Colin Banton

Personal information
- Born: 15 September 1969 (age 55) Fish Hoek, Cape Province, South Africa
- Batting: Right-handed
- Relations: Tom Banton (son) Jacques Banton (son)

Domestic team information
- 1996: Buckinghamshire
- 1995: Nottinghamshire

Career statistics
| Competition | First-class | List A |
| Matches | 7 | 2 |
| Runs scored | 292 | 41 |
| Batting average | 29.20 | 20.50 |
| 100s/50s | 0/2 | 0/0 |
| Top score | 80* | 40 |
| Balls bowled | 48 | – |
| Wickets | 0 | – |
| Bowling average | – | – |
| 5 wickets in innings | – | – |
| 10 wickets in match | – | – |
| Best bowling | – | – |
| Catches/stumpings | 4/– | 0/– |
- Source: Cricinfo, 8 May 2011

= Colin Banton =

English cricketer

Colin Banton (born 15 September 1969) is a South African born former English cricketer. Banton was a right-handed batsman. He was born in Fish Hoek, Cape Province.
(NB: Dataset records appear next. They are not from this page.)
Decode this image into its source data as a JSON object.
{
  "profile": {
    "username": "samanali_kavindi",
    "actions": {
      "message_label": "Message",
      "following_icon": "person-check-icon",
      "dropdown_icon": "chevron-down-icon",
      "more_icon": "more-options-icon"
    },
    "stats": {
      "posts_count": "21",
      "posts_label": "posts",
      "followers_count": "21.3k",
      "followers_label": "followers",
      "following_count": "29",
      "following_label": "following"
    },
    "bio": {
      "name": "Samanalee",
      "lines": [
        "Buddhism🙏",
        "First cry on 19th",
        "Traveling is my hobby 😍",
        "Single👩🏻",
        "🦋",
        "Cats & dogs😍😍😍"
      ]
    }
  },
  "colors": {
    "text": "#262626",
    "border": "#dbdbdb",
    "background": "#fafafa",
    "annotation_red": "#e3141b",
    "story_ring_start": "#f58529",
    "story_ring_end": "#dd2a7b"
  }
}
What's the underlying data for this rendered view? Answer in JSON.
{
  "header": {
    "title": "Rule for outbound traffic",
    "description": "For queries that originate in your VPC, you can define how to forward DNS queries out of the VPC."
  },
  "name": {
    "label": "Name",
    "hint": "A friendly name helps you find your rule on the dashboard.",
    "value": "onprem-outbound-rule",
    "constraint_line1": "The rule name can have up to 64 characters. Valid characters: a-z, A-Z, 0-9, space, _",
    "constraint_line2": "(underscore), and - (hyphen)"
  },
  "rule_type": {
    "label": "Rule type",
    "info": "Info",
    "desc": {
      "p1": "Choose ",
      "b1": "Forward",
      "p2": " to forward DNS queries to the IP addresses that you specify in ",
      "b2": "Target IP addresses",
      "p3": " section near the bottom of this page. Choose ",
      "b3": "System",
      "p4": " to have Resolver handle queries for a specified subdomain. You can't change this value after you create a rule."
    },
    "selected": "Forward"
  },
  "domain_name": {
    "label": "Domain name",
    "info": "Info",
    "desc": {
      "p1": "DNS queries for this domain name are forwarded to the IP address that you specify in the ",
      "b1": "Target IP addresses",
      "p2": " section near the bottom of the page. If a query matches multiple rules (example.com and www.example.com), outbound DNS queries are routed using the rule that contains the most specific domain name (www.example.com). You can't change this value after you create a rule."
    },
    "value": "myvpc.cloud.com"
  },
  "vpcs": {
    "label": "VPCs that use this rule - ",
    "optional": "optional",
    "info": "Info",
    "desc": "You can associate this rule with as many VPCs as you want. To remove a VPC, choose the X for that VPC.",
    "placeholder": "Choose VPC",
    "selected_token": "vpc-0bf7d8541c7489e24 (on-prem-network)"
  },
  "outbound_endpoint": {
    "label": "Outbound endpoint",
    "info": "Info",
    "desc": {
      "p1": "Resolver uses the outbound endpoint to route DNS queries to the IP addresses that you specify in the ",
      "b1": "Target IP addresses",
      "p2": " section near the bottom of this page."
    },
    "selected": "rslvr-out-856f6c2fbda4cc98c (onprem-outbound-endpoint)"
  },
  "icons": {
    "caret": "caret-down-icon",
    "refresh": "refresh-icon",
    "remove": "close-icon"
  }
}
Banton made his first-class debut for Nottinghamshire in 1995. He made 6 further first-class appearances for the county that season, the last coming against Warwickshire in the County Championship. In his 7 first-class appearances for Nottinghamshire, he scored 292 runs at a batting average of 29.20, with 2 half centuries and a high score of 80*. His highest score came on debut against Cambridge University. In that same season he made his List A debut for the county against Lancashire in the 1995 Benson & Hedges Cup. His second and final List A appearance came in the same season against Essex. In his 2 matches, he scored 41 runs at an average of 20.50, with a high score of 40.

After leaving Nottinghamshire, he made a single MCCA Knockout Trophy appearance for Buckinghamshire in 1996 against Devon. He also previously had played Second XI cricket for the Middlesex Second XI in 1993.